Saturday, July 7, 2012

Is This Really Negotiating?

While I have sometimes been critical of my former union, The Ontario Secondary Teachers Federation, both in this blog and my other one, I have always been a supporter and advocate of unions. I was particularly surprised and pleased that yesterday, in contrast to the Ontario English Catholic Teachers’ Association (OECTA) accepting a deal with the McGuinty government which sees the elimination of the retirement gratuity amongst other deep concessions, OSSTF's Ken Coran, along with three other union heads, refused to give up the fight.

In what would be regarded in normal times as a major concession, OSSTF has already offered a two year wage freeze, and modest cost of living salary increases in years three and four in exchange for protection of the retirement gratuity, something the McGuinty government has refused to consider.
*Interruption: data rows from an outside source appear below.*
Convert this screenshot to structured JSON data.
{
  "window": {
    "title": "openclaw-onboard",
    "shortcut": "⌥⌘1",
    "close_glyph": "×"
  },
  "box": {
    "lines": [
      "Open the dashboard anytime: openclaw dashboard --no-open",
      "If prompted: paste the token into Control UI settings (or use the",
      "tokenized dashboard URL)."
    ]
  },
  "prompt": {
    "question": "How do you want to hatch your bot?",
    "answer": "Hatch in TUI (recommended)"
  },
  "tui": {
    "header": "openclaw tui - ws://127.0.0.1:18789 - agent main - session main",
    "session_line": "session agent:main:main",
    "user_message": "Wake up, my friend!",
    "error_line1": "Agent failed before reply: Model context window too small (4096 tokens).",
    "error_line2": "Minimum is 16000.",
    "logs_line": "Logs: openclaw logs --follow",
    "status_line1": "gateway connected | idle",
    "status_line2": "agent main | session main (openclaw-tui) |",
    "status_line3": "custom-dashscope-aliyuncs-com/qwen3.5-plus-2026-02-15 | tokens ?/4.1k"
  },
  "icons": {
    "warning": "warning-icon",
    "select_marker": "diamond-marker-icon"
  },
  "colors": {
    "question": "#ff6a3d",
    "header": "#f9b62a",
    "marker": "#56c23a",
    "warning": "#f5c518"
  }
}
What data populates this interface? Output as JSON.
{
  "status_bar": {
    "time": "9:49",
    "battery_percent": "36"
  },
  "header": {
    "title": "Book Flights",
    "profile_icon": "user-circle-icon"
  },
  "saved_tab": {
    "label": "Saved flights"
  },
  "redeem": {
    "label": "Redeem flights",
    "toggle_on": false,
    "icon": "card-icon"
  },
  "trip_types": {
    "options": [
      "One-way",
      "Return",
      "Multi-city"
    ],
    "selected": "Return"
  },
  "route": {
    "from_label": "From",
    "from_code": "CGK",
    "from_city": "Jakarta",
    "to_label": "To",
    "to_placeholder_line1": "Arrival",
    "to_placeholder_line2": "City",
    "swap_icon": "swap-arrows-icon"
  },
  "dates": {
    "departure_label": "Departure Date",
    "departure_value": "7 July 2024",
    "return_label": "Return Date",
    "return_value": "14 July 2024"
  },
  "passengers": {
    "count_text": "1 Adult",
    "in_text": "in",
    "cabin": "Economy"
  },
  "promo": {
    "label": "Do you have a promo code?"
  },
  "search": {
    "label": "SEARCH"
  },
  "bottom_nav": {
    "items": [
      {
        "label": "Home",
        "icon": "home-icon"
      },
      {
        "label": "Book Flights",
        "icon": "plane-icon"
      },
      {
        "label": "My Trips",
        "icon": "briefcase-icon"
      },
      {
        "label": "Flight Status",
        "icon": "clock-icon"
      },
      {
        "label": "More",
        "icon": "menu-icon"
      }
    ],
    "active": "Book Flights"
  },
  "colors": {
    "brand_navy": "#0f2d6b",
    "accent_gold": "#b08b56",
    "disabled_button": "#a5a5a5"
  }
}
Apparently the reason the Catholic union so blithely surrendered it is that it has been eliminated in the majority of their boards over the years. However, few understand why the gratuity is much more than a perk to teachers. Yes, it is true that we enjoy a defined benefit pension, but that is the only benefit that we take into retirement; there is no dental or health plan other than what retirees purchase for themselves. For example, mine costs over $3000 per year, and offers some coverage for drugs and dental, but with significant limitations. So essentially the gratuity, usually half a year's salary paid out upon retirement, covers that cost for about 10 years.

Now I realize even that is much more than many enjoy, but the fact is that private companies, especially those with unions, do provide health and dental benefits to its retirees, a fact often overlooked by those eager to denigrate unions and teachers.

And speaking of union-bashers, Heather Mallick, in today's Star, has what I regard as a rather simple-minded column in which she essentially argues for compromise/capitulation to McGuinty's demands, lest the recalcitrant unions bring down a fury of anti-unionism on their heads a la Tim Hudak and Wisconsin-like union-busting legislation.

While that may come, especially given the level of both public ignorance and antipathy regarding the vital role unions play in a healthy economy and political system, my attitude has and always will be the same:

Go down with a fight. There is honour in losing a battle, but little in waving the white flag.

1 comment:

  1. I say never give in even when they have you on the guillotine! Never stop fighting even when you think the fight is done. As Gandhi said - they can kill me and then they will have my dead body, not my obedience. The whole future of our race is found in every little struggle for better conditions, better pay, more security, and greater justice. Jean-Paul Sartre said that in the long run we have a choice between socialism and barbarism. Never give up.